El lema que los define bien podría ser el clásico Mens sana in corpore sano y su clientela persigue algo más que un cuerpo 10 moldeado a base de sudor y lágrimas. Muy al contrario, saben que, para alcanzar su meta, lo más importante es sentirse bien con uno mismo. 

¿Cómo consiguen satisfacer unas expectativas tan exigentes? Poniendo toda su artillería al servicio del disfrute. Desde el diseño de interiores -caracterizado por los colores neutros, la decoración minimalista y el espíritu zen, para crear un ambiente relajante-, hasta sus instalaciones y servicios. 

Estas, además de atender a lo último en aparatos y técnicas de ejercicio, están equipadas con espacios balnearios y salas de belleza. Otra enseña muy importante es haber adoptado la personalización como sistema de trabajo.

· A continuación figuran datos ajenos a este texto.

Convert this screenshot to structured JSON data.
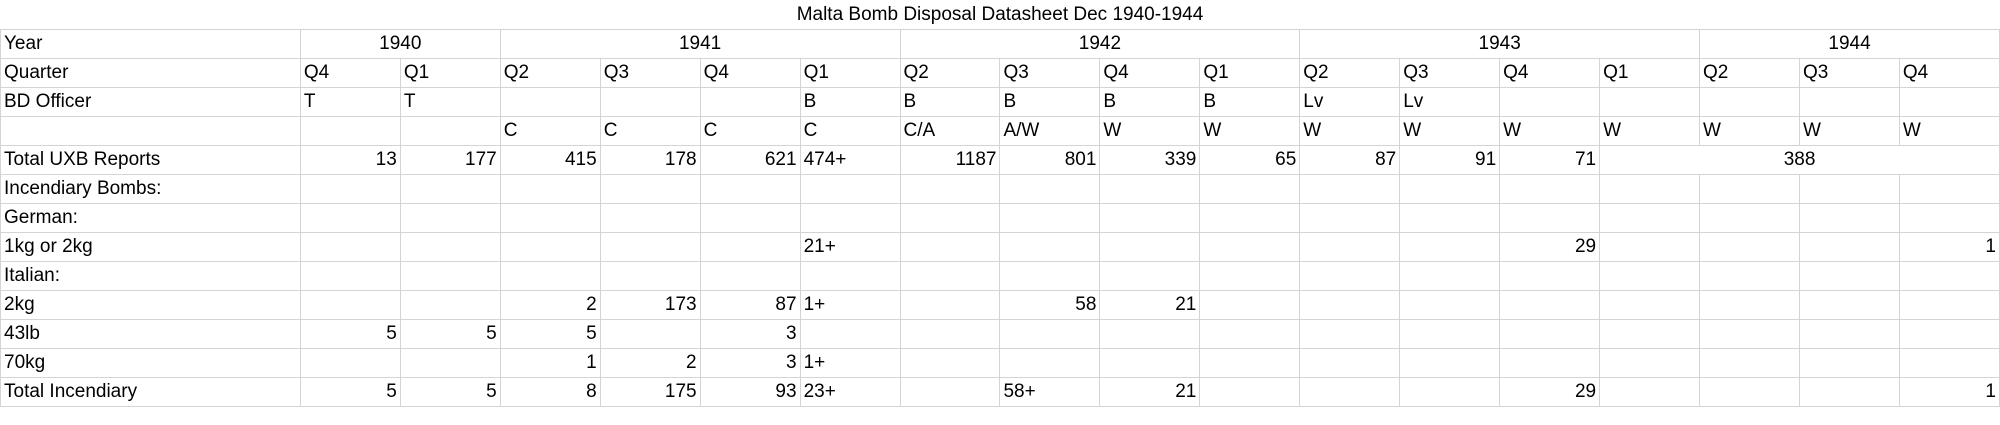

Más allá de las tradicionales clases colectivas, cada cliente dispone de un programa de entrenamiento adaptado a sus propias necesidades.Y todo, con el fin de completar un circuito dedicado a la salud y al bienestar. 

Precisamente, para conocer los objetivos de cada usuario y garantizar ese trato individualizado, algunos centros, como Caroli Health Club efectúan un chequeo previo para determinar el estado físico. Empieza por una revisión médica, que incluye un estudio de los hábitos de vida y los posibles factores de riesgo cardiovascular, y culmina con un examen de belleza, en el que se analiza la composición de la piel del cuerpo y el rostro.